Early this week, the Government Accountability Office released a report chastising the EPA for failing to protect children's health.  The report outlines how between 2002-2008 the EPA's head officials frequently ignored recommendations and failed to "fulfill priorities and commitments" with regards to protecting children from environmental health threats.  

In a Senate hearing before the Environment and Public Works Committee, health experts testified that the problems with the EPA "are setting the stage for an overwhelming wave of disease and disability in the coming decades." 

Children are most at risk from environmental pollutants because they breathe more air in proportion to their weight than do adults, which can lead to higher concentrations of toxic chemicals. Because their bodies are still developing, toxic chemicals also affect them more profoundly.

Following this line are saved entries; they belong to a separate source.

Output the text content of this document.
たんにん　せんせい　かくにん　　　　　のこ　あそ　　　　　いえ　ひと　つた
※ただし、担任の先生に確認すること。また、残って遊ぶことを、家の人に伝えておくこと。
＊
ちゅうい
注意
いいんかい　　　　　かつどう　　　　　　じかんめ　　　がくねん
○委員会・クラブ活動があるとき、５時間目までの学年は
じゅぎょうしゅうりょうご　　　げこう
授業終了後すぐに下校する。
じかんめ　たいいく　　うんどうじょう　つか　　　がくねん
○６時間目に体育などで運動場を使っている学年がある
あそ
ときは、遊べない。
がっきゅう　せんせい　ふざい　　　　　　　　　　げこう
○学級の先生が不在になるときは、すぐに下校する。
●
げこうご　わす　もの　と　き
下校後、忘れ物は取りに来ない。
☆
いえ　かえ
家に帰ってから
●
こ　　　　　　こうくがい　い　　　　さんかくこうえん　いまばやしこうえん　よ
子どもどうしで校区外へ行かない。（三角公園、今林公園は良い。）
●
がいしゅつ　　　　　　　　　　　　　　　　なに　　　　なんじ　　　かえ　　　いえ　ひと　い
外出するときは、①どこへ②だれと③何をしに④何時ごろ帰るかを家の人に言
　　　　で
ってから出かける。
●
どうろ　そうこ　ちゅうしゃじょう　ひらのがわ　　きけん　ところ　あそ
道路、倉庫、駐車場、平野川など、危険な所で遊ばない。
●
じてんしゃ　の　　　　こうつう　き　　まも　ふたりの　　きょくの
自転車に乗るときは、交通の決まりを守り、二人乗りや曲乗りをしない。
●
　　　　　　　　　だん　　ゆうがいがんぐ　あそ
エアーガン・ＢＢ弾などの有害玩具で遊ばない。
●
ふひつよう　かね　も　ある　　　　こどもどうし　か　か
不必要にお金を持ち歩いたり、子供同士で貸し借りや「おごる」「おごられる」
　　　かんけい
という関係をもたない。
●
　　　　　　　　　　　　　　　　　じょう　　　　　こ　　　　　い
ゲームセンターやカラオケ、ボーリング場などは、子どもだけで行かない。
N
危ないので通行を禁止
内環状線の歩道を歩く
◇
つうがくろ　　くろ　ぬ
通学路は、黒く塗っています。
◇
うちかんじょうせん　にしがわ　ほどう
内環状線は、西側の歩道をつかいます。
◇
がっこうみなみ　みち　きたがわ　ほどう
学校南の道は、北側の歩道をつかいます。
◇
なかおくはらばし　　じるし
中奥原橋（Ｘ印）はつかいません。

This is not the first time the EPA has been caught asleep at the wheel.  In 2008, USA Today released an in-depth report about the impacts of pollution near schools and profiled several ways in which the EPA had ignored or disregarded information that could have been used to protect children.

However, GCM is optimistic that the report will force the new EPA Director Lisa Jackson to commit to rectifying the problems.  Children are one of our nation's most valuable resources, and the EPA must step up and protect them.

Because of the health impacts of toxic pollution on children, Global Community Monitor's work often focuses on determining levels of exposure and health impacts in schools and playgrounds. For example, our work in West Oakland, California has highlighted the drift of toxic dust into neighboring schools, day care centers and homes, and is working to change land use planning policies to ensure that industrial facilities are not sited so close to places where children are spending most of their days. Environmental monitoring, such as air sampling buckets, is a key method through which communities can gather hard data to link to specific health problems, such as asthma, in fenceline neighborhoods to pollution from specific industrial facilities and identify solutions to prevent this pollution.